Art. 16 da Lei nº 7.492/1986: Fazer operar, sem a devida autorização, ou com autorização obtida mediante declaração (Vetado) falsa, instituição financeira, inclusive de distribuição de valores mobiliários ou de câmbio: Pena - Reclusão, de 1 (um) a 4 (quatro) anos, e multa.

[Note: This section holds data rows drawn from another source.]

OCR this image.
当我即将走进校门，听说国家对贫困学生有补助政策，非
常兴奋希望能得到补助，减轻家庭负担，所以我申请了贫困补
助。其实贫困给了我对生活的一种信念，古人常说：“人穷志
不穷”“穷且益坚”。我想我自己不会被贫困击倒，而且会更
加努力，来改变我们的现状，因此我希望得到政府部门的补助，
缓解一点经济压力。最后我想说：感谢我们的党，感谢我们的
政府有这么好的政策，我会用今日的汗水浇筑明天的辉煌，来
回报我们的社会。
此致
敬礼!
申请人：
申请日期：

A Adimóveis, pessoa jurídica de direito privado cuja atividade principal é a administração de imóveis, ao supostamente promover, de forma acessória, atividade captação, intermediação ou aplicação de recursos financeiros de terceiros, pode ter, em tese, incidido em diversos crimes previstos na Lei de Crimes Contra o Sistema Financeiro Nacional:
Lei 7.492/1986: Artigo 1º Considera-se instituição financeira, para efeito desta lei, a pessoa jurídica de direito público ou privado, que tenha como atividade principal ou acessória, cumulativamente ou não, a captação, intermediação ou aplicação de recursos financeiros (Vetado) de terceiros, em moeda nacional ou estrangeira, ou a custódia, emissão, distribuição, negociação, intermediação ou administração de valores mobiliários.
Emitir Nota Promissória e não cumprir a promessa de pagamento pode ser considerado crime de estelionato (Artigo 171 do Código Penal), contudo, os sócios, diretores, gerentes, contadores e etc. da Adimóveis podem ter cometido uma sucessão de diversos crimes financeiros, além de estelionato.
Um desses diversos crimes talvez seja o crime financeiro por apropriar-se de dinheiro, ou desviá-lo em proveito próprio ou alheio, previsto no artigo 5º da Lei 7.492/1986:
Artigo 5º da Lei nº 7.492/1986: Apropriar-se, quaisquer das pessoas mencionadas no art. 25 desta lei, de dinheiro, título, valor ou qualquer outro bem móvel de que tem a posse, ou desviá-lo em proveito próprio ou alheio: Pena - Reclusão, de 2 (dois) a 6 (seis) anos, e multa.
O simples fato de a Adimóveis promover várias notas e declarações na mídia impressa, além de matérias em telejornais e em entrevista a programa televisivo (Flávio Ramos Entrevista), pode, em tese, ser também enquadrado em outro crime, além do estelionato. Tais “Notas” publicadas na mídia local impressa e entrevistas televisivas, a Adimóveis buscou claramente induzir ou manter em erro o seu “investidor” (todo aquele que possui uma Nota Promissória da Adimóveis), mediante declarações falsas, sobre a sua real situação financeira:
Art. 6º da Lei nº 7.492/1986: Induzir ou manter em erro, sócio, investidor ou repartição pública competente, relativamente a operação ou situação financeira, sonegando-lhe informação ou prestando-a falsamente: Pena - Reclusão, de 2 (dois) a 6 (seis) anos, e multa.
Todos os crimes da Lei de Crimes Contra o Sistema Financeiro são de competência da Justiça Federal e da Polícia Federal, com a participação da Comissão de Valores Mobiliários (CVM) e do Banco Central do Brasil.
Resta saber se algum membro da suposta quadrilha, co-autores ou co-participes envolvidos nos supostos crimes financeiros (sócios, gerentes, diretores, contadores e etc.), valerá do benefício de redução de até ⅔ (dois terços) da pena, ao revelar toda a trama delituosa à autoridade policial ou judicial, em confissão espontânea (Artigo 25, §2º da Lei 7.492/1986).
O remédio amargo poderá ser pagar aos dois credores que pediram a decretação da falência.